Liga Champions
mania, hidup yang lebih sering menyisakan kekecewaan ini memang penuh
kejutan. Claudio Ranieri datang dan
tiba-tiba sebuah tim yang tak pernah bersaing di papan atas Liga Primer Inggris
dengan gagah berani menjadi juara liga untuk pertama kalinya, sama seperti
pelatihnya yang baru dapat tropi juara liga setelah sekian lama pontang-panting
melatih banyak kesebelasan di Eropa. Tim juara itu beberapa pekan lalu sudah
diprediksi gugur di babak 16 besar Liga Champions mengingat prestasinya di
Premier League sejauh ini jeblok, apalagi pelatih juaranya sudah dipecat, tapi
hidup memang isinya kejutan, dari delapan tim di perempat final justru Inggris
diwakili oleh si dia: Leicester City.
Saya pernah
menulis fenomena aneh Leicester City ini tahun lalu sebelum juara, dan kini
gregetan ingin menulis keanehannya lagi. Tim juara kemudian di tahun berikutnya
degradasi memang pernah ada, tapi di Premier League saya yakin kalau bukan
karena Tuhan sedang bercanda rasanya dalam kurun waktu seratus tahun akan sulit
fenomena ini terjadi. Beberapa hari lalu orang sudah mulai menduga akan ada juara
terdegradasi, apalagi setelah pemecatan Ranieri, tapi lihatlah apa yang
terjadi. Mereka yang jengkel atas pemecatan itu dan sempat menganggap tim ini
hanya kumpulan pemain kelas menengah yang tak tahu terimakasih, mungkin
sekarang tengah berupaya tenang dan mengatur nafas lagi, karena saya yang juga
jengkel atas pemecatan itu kini mulai berpikir bisa jadi masalahnya ada pada
the thinkerman.
Semenjak ditinggal
the thinkerman Leicester main seperti tahun lalu.

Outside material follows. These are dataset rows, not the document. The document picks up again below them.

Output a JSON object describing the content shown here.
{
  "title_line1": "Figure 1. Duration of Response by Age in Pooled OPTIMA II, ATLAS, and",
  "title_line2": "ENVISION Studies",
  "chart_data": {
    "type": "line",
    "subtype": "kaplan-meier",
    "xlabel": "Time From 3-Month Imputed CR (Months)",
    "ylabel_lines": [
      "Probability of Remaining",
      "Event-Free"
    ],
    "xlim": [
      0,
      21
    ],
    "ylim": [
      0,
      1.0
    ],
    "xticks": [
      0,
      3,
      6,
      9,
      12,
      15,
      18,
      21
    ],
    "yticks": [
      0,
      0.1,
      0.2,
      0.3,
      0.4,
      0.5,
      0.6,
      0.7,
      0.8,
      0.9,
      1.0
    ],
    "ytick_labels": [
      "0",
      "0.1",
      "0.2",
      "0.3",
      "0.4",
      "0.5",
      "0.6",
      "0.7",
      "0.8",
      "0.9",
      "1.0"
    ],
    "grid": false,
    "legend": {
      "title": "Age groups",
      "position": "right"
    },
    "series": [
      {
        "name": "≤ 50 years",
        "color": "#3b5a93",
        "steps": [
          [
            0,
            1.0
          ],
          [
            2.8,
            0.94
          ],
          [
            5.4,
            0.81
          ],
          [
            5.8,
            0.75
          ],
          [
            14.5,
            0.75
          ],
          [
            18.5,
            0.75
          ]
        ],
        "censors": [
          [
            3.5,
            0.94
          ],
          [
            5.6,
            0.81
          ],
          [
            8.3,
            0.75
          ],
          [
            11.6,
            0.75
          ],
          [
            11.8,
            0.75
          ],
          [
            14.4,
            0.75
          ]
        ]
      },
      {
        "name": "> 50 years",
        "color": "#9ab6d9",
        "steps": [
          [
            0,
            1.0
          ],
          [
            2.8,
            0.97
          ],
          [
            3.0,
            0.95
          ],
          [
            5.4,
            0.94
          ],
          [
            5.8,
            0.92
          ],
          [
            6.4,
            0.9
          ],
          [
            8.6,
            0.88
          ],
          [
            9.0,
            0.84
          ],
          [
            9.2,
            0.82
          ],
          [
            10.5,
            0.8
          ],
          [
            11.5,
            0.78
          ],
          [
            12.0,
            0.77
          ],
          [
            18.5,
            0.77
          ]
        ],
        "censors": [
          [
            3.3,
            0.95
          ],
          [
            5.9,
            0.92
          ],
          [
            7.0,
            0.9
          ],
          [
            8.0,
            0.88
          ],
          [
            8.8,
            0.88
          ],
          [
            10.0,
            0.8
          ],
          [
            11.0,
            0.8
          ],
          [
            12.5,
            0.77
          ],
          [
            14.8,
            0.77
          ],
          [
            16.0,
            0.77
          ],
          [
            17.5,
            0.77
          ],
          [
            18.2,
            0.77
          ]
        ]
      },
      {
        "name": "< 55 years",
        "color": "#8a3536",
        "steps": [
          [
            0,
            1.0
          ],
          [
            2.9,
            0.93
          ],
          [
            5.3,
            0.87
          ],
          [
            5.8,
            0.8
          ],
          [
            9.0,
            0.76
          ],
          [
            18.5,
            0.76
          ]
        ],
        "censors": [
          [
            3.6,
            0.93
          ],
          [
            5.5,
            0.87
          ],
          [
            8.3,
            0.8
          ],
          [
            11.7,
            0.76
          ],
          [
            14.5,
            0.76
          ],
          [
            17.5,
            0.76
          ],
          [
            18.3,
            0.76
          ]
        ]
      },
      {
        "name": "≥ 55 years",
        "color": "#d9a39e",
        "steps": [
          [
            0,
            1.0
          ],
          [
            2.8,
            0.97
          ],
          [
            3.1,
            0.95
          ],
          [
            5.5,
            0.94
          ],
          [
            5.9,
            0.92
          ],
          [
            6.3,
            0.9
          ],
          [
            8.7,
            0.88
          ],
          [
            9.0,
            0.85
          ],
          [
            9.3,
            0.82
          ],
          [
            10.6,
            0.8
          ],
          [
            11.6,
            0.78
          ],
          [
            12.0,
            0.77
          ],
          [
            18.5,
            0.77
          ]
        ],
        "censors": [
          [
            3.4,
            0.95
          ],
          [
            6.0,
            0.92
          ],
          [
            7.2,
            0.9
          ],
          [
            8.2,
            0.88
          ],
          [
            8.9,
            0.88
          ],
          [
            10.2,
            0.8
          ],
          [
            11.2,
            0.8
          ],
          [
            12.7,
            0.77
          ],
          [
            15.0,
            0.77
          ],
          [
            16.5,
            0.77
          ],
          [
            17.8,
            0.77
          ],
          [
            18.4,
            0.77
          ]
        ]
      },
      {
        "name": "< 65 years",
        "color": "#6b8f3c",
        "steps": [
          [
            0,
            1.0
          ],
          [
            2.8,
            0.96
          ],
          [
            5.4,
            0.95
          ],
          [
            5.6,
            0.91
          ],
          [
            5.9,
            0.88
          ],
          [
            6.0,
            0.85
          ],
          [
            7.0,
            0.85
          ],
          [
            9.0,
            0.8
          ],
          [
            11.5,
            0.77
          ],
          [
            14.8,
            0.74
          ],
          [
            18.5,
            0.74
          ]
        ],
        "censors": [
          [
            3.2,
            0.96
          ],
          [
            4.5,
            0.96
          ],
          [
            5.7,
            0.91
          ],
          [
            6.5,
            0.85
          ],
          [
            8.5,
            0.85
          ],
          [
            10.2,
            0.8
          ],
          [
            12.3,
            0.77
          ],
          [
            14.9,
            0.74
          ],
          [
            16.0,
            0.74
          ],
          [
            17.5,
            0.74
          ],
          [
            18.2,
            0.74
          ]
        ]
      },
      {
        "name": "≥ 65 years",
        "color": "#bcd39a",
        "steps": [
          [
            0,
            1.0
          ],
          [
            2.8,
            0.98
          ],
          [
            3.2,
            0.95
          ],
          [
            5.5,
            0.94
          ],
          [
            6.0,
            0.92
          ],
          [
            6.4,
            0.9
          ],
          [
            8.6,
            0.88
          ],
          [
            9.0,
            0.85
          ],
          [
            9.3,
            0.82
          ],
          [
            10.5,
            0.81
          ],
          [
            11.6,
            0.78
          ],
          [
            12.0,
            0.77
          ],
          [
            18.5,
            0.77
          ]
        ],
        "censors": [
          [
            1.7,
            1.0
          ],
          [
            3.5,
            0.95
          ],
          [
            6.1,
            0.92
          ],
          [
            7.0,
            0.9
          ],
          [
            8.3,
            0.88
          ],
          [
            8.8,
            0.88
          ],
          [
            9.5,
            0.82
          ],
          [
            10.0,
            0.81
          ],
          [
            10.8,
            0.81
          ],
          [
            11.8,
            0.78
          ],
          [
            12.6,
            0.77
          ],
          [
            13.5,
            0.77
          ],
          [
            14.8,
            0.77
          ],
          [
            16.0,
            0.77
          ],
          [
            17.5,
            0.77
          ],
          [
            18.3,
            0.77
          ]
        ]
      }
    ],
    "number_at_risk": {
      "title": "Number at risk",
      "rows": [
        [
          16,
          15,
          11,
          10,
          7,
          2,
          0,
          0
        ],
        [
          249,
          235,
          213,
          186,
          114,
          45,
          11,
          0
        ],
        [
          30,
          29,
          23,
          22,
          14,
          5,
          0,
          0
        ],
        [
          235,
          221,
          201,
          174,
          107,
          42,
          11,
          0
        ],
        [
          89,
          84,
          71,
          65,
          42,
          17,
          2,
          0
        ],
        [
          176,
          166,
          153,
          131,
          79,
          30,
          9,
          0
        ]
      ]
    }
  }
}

Tiga pertandingan dijalani
dengan kemenangan, bahkan juara Liga Eropa tahun lalu asal Spanyol pun tewas. Kalau
menengok ke belakang, sebelum rangkaian kemenangan “fenomenal” itu, the
thinkerman sepertinya setelah membawa Leicester juara tabiat lamanya kambuh
lagi, yaitu mengotak-atik formasi tim. Beberapa pemain baru terus dicoba,
pemain lama jarang dimainkan. Beberapa pemain
andalan memang ada yang mengalami cidera, tapi kesan kambuhnya penyakit lama
Ranieri itu tak bisa dinafikan. Dan kini dengan tim yang tak beda dengan
tahun lalu (hanya tanpa Kante) Leicester bermain atraktif lagi.
Mari kita lihat
apa yang akan terjadi pada Leicester beberapa bulan ke depan. Saya meyakini,
dengan formasi terakhir (andai tak ada cidera serius) tim ini akan mendapat
hasil mengesankan dan mungkin membuat mereka yang marah atas pemecatan the
thinkerman menjadi maklum. Jadi, sebagai
penutup, bahwa yang maha tahu itu ternyata memang Tuhan.